A look at the Milwaukee-to-Madison high-speed loop might offer some explanation. A study of this corridor found that round-trip fares would run $40 to $60, yet the one-way time for the 85-mile trip was estimated at one hour and seven minutes. That's about 15 minutes faster than the trip by car (assuming negligible highway congestion as well as quick transfers into and out of rail depots to the final destination) for about five times the cost. Early construction estimates for the loop are about $175 million and do not include the trains, train stations or control equipment.

The FRA study predicted that high-speed rail would divert a significantly higher percentage of intercity air traffic—in some corridors, as much as 20 percent. But given the limited number of destinations sprouting from any single high-speed rail hub (in the case of the Twin Cities, it would be just one-Chicago), the broader impact on total airport congestion would be negligible.

"Air travel in this county is so decentralized, that you can't take away one market from the airport and have it be a big deal," Cox said. "So this view that high-speed rail is going to be an alternative to flying is absolute romance. It's not reality."

Cox also felt that the facts often get misrepresented. Rail advocates "do not understand the difference between a subsidy and a user fee. If you do not buy gasoline, you do not pay for the roads. I do know there is general fund tax subsidy for local roads in communities. For the most part, all of the money that goes into the intercity highways comes from the gasoline tax or user fees," Cox said. "These people are playing with words. Virtually all of the spending on airports in this country, for 30 years, has been through user fees" that are included in the price of a plane ticket.

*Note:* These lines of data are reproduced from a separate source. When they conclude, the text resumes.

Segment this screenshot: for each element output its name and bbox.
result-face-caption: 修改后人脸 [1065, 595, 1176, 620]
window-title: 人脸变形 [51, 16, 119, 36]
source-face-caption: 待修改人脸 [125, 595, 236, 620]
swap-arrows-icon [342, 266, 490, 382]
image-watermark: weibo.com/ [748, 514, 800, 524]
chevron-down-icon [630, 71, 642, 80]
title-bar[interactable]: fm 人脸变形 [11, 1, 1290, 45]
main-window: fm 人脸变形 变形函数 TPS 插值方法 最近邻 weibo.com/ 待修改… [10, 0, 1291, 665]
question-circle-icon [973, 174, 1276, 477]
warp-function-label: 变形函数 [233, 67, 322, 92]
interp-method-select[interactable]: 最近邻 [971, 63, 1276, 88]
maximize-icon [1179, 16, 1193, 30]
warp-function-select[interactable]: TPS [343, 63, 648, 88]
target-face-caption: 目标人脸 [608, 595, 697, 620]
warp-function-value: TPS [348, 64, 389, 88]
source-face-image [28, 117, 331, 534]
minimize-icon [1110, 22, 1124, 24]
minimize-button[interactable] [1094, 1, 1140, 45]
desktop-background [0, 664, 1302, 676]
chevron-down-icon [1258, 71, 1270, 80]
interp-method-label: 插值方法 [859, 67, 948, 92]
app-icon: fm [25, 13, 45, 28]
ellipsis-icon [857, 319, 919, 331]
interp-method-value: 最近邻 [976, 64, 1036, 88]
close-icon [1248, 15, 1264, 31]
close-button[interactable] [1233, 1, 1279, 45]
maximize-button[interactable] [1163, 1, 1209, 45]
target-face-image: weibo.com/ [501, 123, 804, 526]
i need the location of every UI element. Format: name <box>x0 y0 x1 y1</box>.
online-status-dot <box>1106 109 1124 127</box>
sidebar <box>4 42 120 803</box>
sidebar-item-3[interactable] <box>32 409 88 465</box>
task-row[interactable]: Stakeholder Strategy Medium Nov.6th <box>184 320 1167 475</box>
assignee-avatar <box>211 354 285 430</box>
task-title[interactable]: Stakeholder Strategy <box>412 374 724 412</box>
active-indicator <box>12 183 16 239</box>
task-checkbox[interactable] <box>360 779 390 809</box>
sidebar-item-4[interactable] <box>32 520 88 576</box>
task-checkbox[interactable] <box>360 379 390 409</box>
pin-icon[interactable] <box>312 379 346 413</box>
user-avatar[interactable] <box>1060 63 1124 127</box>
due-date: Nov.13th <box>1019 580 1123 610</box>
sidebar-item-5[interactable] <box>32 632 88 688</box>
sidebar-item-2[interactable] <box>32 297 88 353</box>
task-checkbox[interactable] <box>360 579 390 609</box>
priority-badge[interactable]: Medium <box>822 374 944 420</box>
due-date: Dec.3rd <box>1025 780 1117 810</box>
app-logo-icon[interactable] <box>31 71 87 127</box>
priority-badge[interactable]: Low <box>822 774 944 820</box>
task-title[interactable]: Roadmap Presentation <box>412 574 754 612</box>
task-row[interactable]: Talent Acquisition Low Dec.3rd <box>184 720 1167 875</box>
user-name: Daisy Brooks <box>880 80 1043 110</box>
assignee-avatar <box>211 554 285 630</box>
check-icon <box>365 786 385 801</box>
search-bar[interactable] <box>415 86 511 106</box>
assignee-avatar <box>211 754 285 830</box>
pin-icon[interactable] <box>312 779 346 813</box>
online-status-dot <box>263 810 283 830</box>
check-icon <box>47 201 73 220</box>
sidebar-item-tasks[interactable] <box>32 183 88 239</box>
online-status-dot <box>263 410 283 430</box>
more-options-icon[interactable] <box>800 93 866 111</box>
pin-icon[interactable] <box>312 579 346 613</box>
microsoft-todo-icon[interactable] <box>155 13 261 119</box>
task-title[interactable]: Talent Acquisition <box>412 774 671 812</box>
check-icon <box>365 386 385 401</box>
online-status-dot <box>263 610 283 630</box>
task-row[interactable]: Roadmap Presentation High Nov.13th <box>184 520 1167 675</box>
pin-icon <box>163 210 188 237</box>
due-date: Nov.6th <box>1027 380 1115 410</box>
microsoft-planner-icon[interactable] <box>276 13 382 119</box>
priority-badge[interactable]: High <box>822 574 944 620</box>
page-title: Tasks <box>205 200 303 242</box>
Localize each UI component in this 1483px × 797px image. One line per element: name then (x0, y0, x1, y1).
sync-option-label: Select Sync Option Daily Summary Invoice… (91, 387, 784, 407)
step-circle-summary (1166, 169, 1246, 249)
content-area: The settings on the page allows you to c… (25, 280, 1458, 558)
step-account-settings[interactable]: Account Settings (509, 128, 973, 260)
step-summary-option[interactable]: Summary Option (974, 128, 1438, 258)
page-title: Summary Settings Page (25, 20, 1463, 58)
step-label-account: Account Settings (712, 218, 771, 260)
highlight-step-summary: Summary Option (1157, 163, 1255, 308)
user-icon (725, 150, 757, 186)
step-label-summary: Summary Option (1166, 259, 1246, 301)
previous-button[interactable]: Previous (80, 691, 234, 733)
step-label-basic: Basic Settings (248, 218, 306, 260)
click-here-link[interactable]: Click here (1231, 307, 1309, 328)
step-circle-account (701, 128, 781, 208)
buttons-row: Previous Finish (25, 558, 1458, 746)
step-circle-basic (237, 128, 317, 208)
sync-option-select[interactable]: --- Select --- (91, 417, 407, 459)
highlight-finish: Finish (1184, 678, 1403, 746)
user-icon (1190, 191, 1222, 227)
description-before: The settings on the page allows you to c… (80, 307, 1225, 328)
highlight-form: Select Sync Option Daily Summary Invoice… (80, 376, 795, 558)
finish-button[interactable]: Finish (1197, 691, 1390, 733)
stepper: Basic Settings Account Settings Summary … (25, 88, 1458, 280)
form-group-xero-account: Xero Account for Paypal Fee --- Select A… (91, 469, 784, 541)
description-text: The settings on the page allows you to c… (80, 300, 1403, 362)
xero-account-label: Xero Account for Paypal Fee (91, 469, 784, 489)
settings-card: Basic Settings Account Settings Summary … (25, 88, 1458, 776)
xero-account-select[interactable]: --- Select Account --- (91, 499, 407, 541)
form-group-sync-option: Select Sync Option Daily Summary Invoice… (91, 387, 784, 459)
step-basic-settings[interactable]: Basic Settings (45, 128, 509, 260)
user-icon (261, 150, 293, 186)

Lang said people have a romanticized view of rail, some of which is fueled by flawed analysis. Rail studies, including a 1996 FRA report, often bend methodological rules for ridership and other estimates, putting the best possible face on the prospects for high-speed rail projects around the country, Lang said. They have to, he said, because accessibility makes the automobile more competitive in almost every market regardless of how long or short the trip is.

Many supporters point to the so-called Northeast Corridor, which runs 20 high-speed trains between Boston and New York, as an example of what could be. In operation for over 20 years, it saw ridership grow after Sept. 11 and dwarfs all other passenger rail lines in terms of passengers and revenue. The Midwest system is modeled after it, but some are skeptical of the comparison, pointing out that the Northeast line runs continuously through corridors with population densities that are scores higher than Midwest corridors.

"The Washington-New York market has a little chunk of that [high-speed rail] market, and they can have it. And there are people who look at that and say, 'You know, if this were run by a private corporation instead of by this Mickey Mouse government-supported operation, mainly Amtrak, they might be able to hang in there as a private entity and do reasonably well,'" Lang said. "But this is 19th century technology—we should never forget that. It was great then, when the alternative was buggies on unpaved roads or stagecoaches or riverboats chugging along at 3 or 4 mph up and down the Mississippi. But this is no longer the case. The highway sets the standard. ... Behind every single one of these [rail] initiatives is a bunch of people who are convinced ... that the automobile is the curse of modern civilization."

The idea that the federal government could pay 80 percent of a rail project through their town or state is enough for some to do cartwheels, while others would rather lie across the tracks to stop it altogether. Unless federal funding comes through, neither group will get the chance to demonstrate its zeal for or against high-speed rail.